There is one individual associated with ties to Haley that could possibly put an end to what has surely become yet another low point in Palmetto State politics: B.J. Boling.
Aside from a brief statement to Corey Hutchins of the Free Times, Boling appears to be keeping a low profile, failing to return numerous phone calls and e-mails from the City Paper as well as other media outlets. The Haley campaign has also declined to respond to interview requests from the City Paper.
According to the Free Times, the news organization whose year-long investigation into the Haley affair contributed to Folks' online confession, the paper was told by a political insider that "former Haley staffer B.J. Boling told him Haley had confided in him about the affair around the time Boling was working on her House reelection campaign in 2008."
At the time of the 2010 allegation by Folks and later political consultant Larry Marchant, Boling was communications director for Rep. Gresham Barrett. In addition to S.C. Attorney General Henry McMaster, Lt. Gov. Andre Bauer, and Haley, Barrett was running for the governor's office. He lost in the run-off to Nikki Haley. Previously, Folks had floated rumors on FITSNews that Barrett may have had an affair with a former staffer.
When confronted by the Free Times about this secondhand information, Boling said, "You know, it's not something I want to talk about."
While there is certainly reason to question secondhand information, especially information about a rumor that had been circulating the Columbia for several years, Boling's alleged insider knowledge about the reported affair was well know. In fact, text messages between Folks and Wesley Donehue, a former associate of the Barrett campaign and director of marketing and technology for the SCGOP, indicate that several people believed that Haley had confessed to Boling.
In one text Donehue says, "Now, I don't give a fuck of [sic] you believe me or not. Your [sic] the one who screwed her. You're the one who bragged about it. She's the one who told BJ. Yall [sic] point fingers at your own damn selves and leave me the fuck out of it."
The text was sent on May 14, four days after ads from ReformSC, a nonprofit with reported ties to Gov. Mark Sanford, first brought Haley to the widespread attention of the South Carolina general public. A judge later ruled that the ads "illegally promoted Haley's campaign," according to The State. On May 17, a poll was conducted placing Haley ahead of the other gubernatorial nominees for the first time.

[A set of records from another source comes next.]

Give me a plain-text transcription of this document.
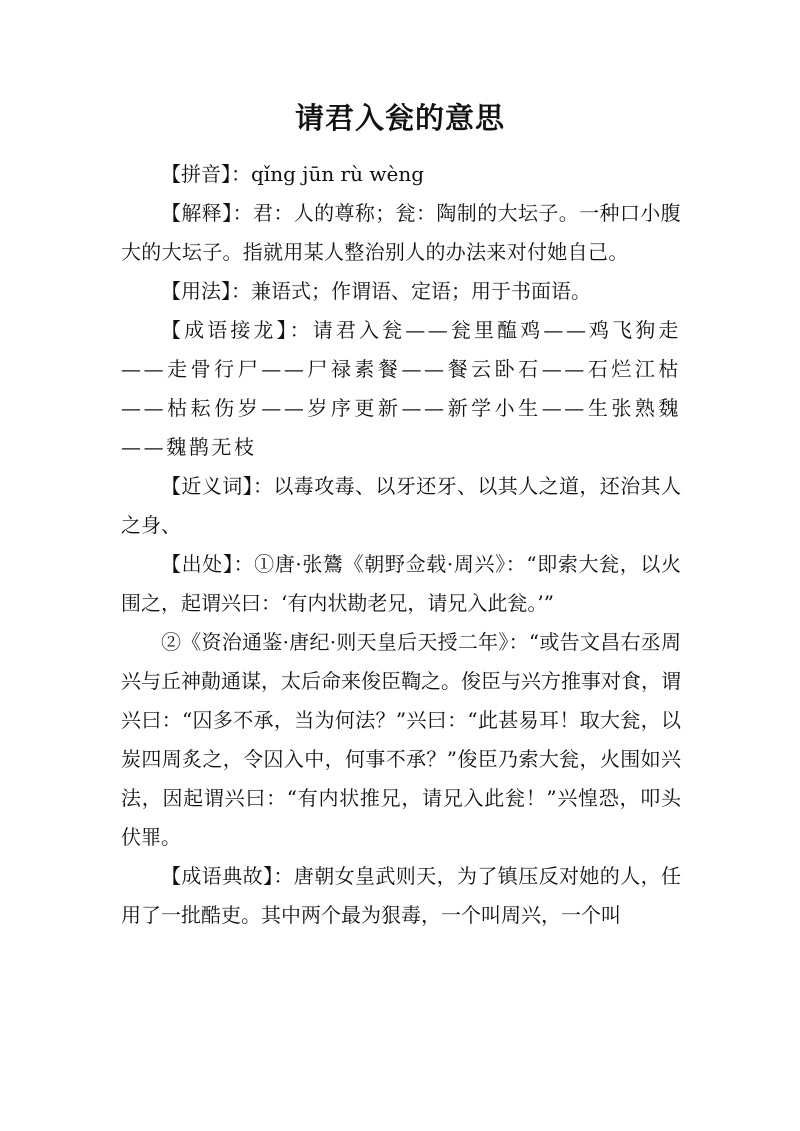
请君入瓮的意思

【拼音】：qǐng jūn rù wèng

【解释】：君：人的尊称；瓮：陶制的大坛子。一种口小腹大的大坛子。指就用某人整治别人的办法来对付她自己。

【用法】：兼语式；作谓语、定语；用于书面语。

【成语接龙】：请君入瓮——瓮里醢鸡——鸡飞狗走——走骨行尸——尸禄素餐——餐云卧石——石烂江枯——枯耘伤岁——岁序更新——新学小生——生张熟魏——魏鹊无枝

【近义词】：以毒攻毒、以牙还牙、以其人之道，还治其人之身、

【出处】：①唐·张鷟《朝野佥载·周兴》：“即索大瓮，以火围之，起谓兴曰：‘有内状勘老兄，请兄入此瓮。’”

②《资治通鉴·唐纪·则天皇后天授二年》：“或告文昌右丞周兴与丘神勣通谋，太后命来俊臣鞫之。俊臣与兴方推事对食，谓兴曰：“囚多不承，当为何法？”兴曰：“此甚易耳！取大瓮，以炭四周炙之，令囚入中，何事不承？”俊臣乃索大瓮，火围如兴法，因起谓兴曰：“有内状推兄，请兄入此瓮！”兴惶恐，叩头伏罪。

【成语典故】：唐朝女皇武则天，为了镇压反对她的人，任用了一批酷吏。其中两个最为狠毒，一个叫周兴，一个叫
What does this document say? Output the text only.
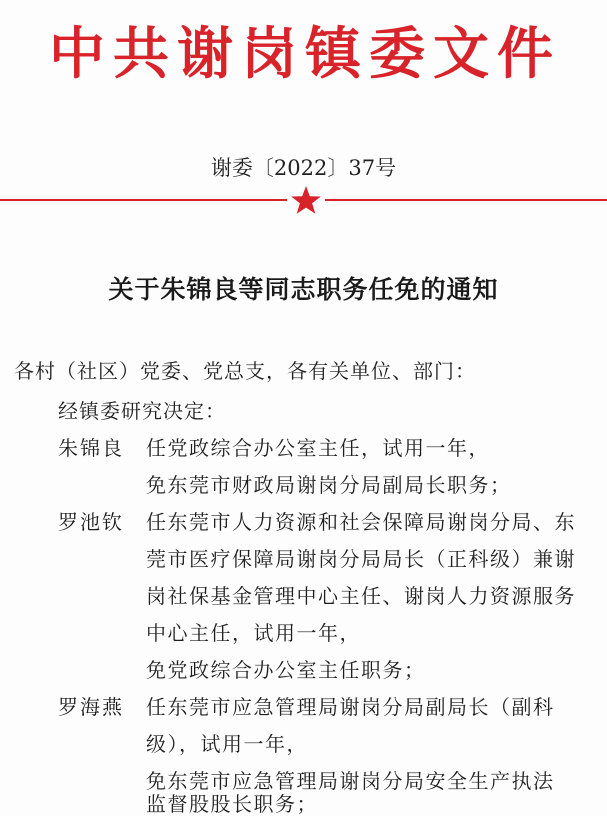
中共谢岗镇委文件
谢委〔2022〕37号
关于朱锦良等同志职务任免的通知
各村（社区）党委、党总支，各有关单位、部门：
经镇委研究决定：
朱锦良 任党政综合办公室主任，试用一年，
免东莞市财政局谢岗分局副局长职务；
罗池钦 任东莞市人力资源和社会保障局谢岗分局、东
莞市医疗保障局谢岗分局局长（正科级）兼谢
岗社保基金管理中心主任、谢岗人力资源服务
中心主任，试用一年，
免党政综合办公室主任职务；
罗海燕 任东莞市应急管理局谢岗分局副局长（副科
级），试用一年，
免东莞市应急管理局谢岗分局安全生产执法
监督股股长职务；
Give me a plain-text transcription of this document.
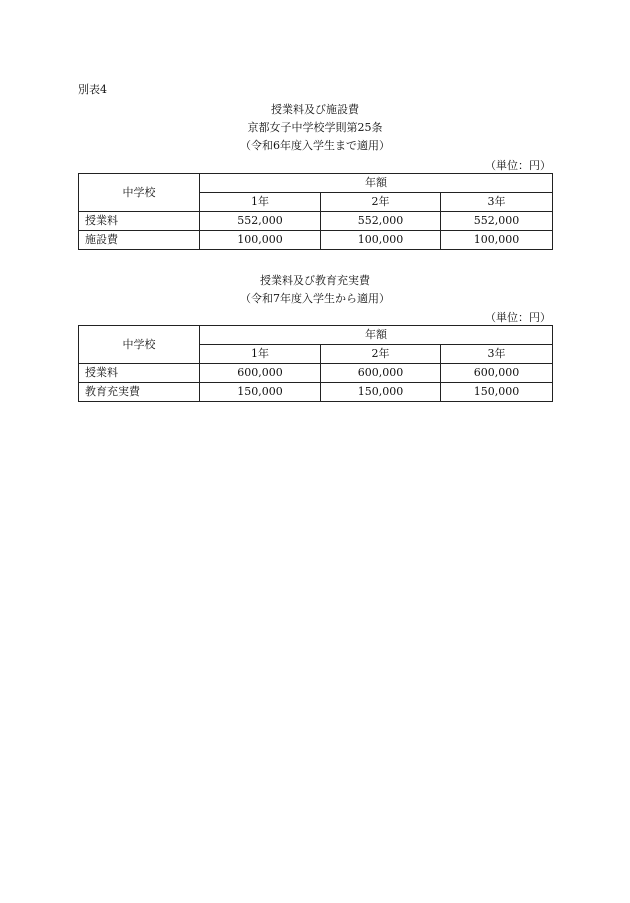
別表4
授業料及び施設費
京都女子中学校学則第25条
（令和6年度入学生まで適用）
（単位：円）
中学校	年額		
	1年	2年	3年
授業料	552,000	552,000	552,000
施設費	100,000	100,000	100,000
授業料及び教育充実費
（令和7年度入学生から適用）
（単位：円）
中学校	年額		
	1年	2年	3年
授業料	600,000	600,000	600,000
教育充実費	150,000	150,000	150,000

Later on May 14, Donehue seemed to send a signal to Folks indicating that the affair claim could be kept under wraps. "I'm going to try to kill it. You need to get BJ to back down. Nothing good will come of this getting out. I've already helped bust up one family. No need to take down another one."
Folks had previously claimed that the Barrett campaign was behind the pressure that pushed him to confess to the alleged affair with Haley. The Barrett camp has denied they were.
In a recent conversation with the City Paper, Donehue says although that he once believed Folks' claim, he no longer believes the blogger had a physical relationship with Haley. As a member of the SCGOP team, Donehue is actively involved in getting Haley elected.